Un accidente en Aragón

En 2001, el director del Centro Buñuel de Calanda, Javier Espada, uno de los autores de la película El último guión, me invitó a dirigir en la misma ciudad en la que Luis había nacido un pequeño taller de guiones que convenimos en llamar, aunque con un punto de exageración, una clase magistral. Desde Calanda tenía que ir al Festival de Cine de Zaragoza, al que me habían invitado junto a Asunción Balaguer, la viuda de Paco Rabal.

Acepté. Javier vino a buscarme a Teruel en coche. Me senté a su lado. En el asiento trasero se sentó una amiga mexicana: Natalia Gil Torner, íntima amiga de Genoveva Casanova. Las dos iban a participar en el taller de Calanda.

Javier conducía por las montañas en mi opinión un poco rápido, con un tiempo gris y bastante frío, sobre una carretera ligeramente helada. Llegábamos tarde. Tras un bandazo, el coche derrapó, dio dos vueltas de campana y acabó de cabeza en una cuneta. Doscientos metros más adelante había un precipicio.

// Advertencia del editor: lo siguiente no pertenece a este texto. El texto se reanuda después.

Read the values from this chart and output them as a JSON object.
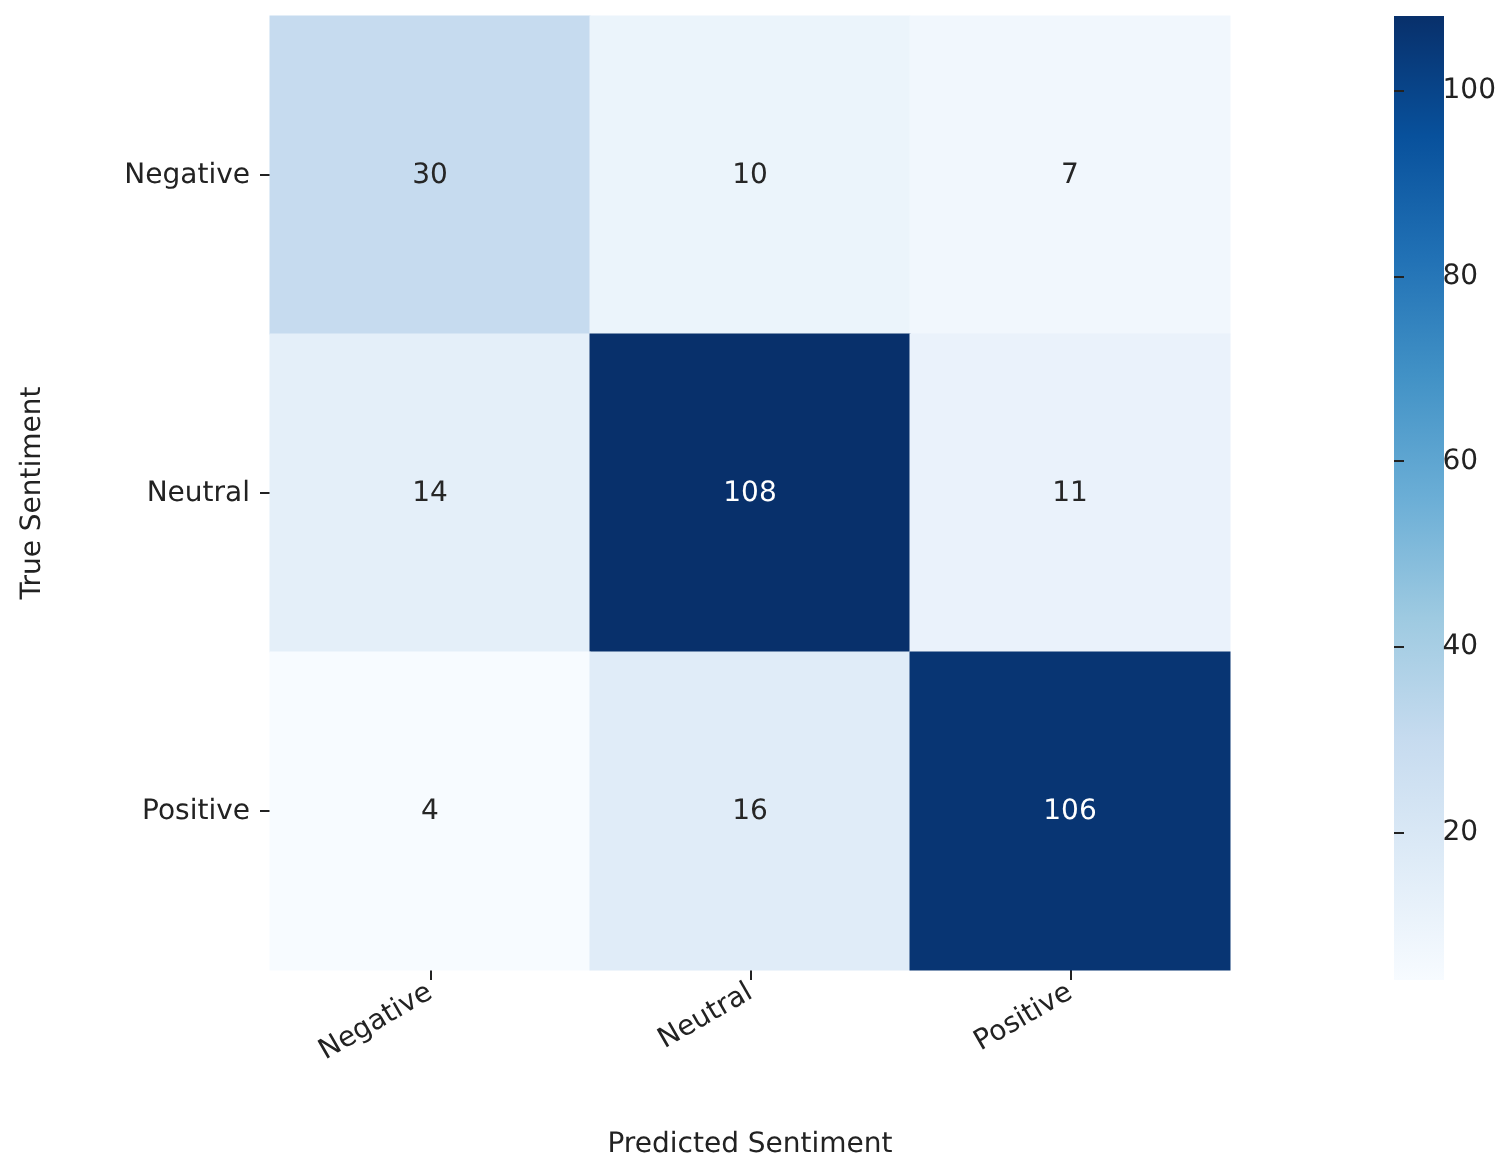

Estaba atrapado, con los pies en el techo, contusionado, ligeramente herido en el brazo derecho y en la cabeza mientras un inquietante olor a gasolina empezaba a extenderse. Javier, a mi lado, tampoco podía moverse. Natalia fue la primera que consiguió salir del coche. Se puso a correr por la carretera desierta mientras le gritaba a la bruma: «¡Ayuda, ayuda!».

Transcurrieron quince minutos sin que pasara ningún coche. Resulta que el primero que lo hizo —coincidencia que jamás habríamos podido aceptar en un guión— fue el de un médico. Nos ayudó a salir —junto con otro conductor que vino al rescate— de aquel coche inutilizable y nos llevó hasta un centro médico a doce kilómetros de allí, en una gran ciudad cuyo nombre he olvidado.

Cuando entraba, un poco confuso y cubierto de la sangre que me brotaba de la cabeza, le pregunté al joven médico, que nos recibió rodeado de enfermeras vestidas de blanco: «¿Estamos todavía vivos o es una especie de antecámara de…?».

El médico me interrumpió y me dijo seriamente: «No, no, están vivos».

Nos curó. Javier no se había hecho mucho daño. Natalia tuvo que llevar collarín durante un tiempo. A mí me pusieron una venda alrededor de la cabeza y una tela para sostener el brazo derecho. Yo me decía: «¡Solo me faltaba esto para conocer España, un accidente de coche!». Otro coche vino a buscarnos para conducirnos a Calanda, adonde llegamos con dos horas y media de retraso.

Los participantes del taller, entre los que se encontraba Fernando Trueba, nos esperaban. Genoveva Casanova, que por entonces estaba casada con Cayetano, uno de los hijos de la duquesa de Alba, había causado sensación cuando llegó en helicóptero.

Entré en la sala en la que me esperaban.

Sobre la mesa ante la que debía sentarme había un busto de Buñuel muy parecido a él y que me miraba con severidad. Me senté intentando respirar calmadamente y mientras miraba el busto dije: «Cuando veníamos hacia aquí hemos tenido un accidente. Durante tres o cuatro segundos, mientras volteaba el coche en la carretera y el precipicio se aproximaba, me dije: Era esto, al fin. Luis me esperaba para que muriera en la carretera de Calanda y alguien pudiera titular en el periódico de mañana: MUERTO CUANDO SE DIRIGÍA HACIA CALANDA. Pues no, Luis, no estoy muerto. Todavía habrá que esperar un poco».

De la frente me caían gotas de sangre sobre la mesa. Bonita entrada en el Centro Buñuel. Los jóvenes guionistas españoles me observaban extrañados, unos tomaban notas, otros hacían fotos.